Their handles: @razgraf, @AndreiVladBrg, @sy100x, @IaroslavMazur, @MirceaGavriliu, @tukwanx, @sawinyh.

The Bigger Picture

When we started Sablier, we were betting on a specific version of 2026 — more tokens, more DAOs, equities moving onchain, money streaming as a default money lego. Most of that vision hasn't materialized.

  • Capital formation hasn't moved onchain.
  • Money streaming turned out to be a feature inside other products.
  • AI is eating into SaaS — teams that once paid to use Sablier are now vibe-coding their own distribution software.

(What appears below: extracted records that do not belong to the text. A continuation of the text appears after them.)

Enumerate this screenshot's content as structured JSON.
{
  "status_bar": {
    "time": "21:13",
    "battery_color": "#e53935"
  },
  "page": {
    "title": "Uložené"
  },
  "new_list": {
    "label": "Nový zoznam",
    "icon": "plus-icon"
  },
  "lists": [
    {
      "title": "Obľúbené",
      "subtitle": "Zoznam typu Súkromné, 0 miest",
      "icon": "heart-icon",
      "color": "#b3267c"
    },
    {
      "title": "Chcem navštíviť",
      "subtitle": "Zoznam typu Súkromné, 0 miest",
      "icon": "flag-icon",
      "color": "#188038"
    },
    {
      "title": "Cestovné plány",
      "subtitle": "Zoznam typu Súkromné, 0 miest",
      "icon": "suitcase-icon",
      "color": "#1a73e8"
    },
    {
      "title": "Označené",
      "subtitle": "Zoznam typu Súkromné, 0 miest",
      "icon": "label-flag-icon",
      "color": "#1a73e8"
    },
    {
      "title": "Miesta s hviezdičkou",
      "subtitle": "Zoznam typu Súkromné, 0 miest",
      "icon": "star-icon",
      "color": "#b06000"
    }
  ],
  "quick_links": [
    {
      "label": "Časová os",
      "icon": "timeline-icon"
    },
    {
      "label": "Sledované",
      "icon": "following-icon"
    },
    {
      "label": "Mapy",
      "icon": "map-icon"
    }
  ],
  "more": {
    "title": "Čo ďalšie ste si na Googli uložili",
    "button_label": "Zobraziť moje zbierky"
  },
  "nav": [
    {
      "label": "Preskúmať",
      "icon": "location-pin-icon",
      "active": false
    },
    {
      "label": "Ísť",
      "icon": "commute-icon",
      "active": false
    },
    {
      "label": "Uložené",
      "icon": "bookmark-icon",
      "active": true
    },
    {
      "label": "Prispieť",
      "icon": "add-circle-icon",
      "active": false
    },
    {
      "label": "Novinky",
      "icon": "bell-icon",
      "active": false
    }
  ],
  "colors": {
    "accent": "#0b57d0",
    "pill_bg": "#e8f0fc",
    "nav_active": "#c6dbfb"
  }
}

More generally, crypto found product-market fit, but mostly in speculation, trading, prediction markets, and decentralized lending. The rich ecosystem of token-native orgs and protocol communities we were building for hasn't materialized at the scale our business needed.

Personally

I don't know exactly what's next for me. I'm going to take a short break, and then return to building. I still believe in crypto.

A big thank you to everyone who used Sablier, ran a token distribution through us, or just believed in the streaming thesis. To the whole team. To our investors and partners. To a16z crypto for taking us in at CSX London 2024.

Sablier Labs didn't become the business we hoped it would, but the Sablier protocol will keep doing what it was designed to do: distribute tokens according to onchain, permissionless rules.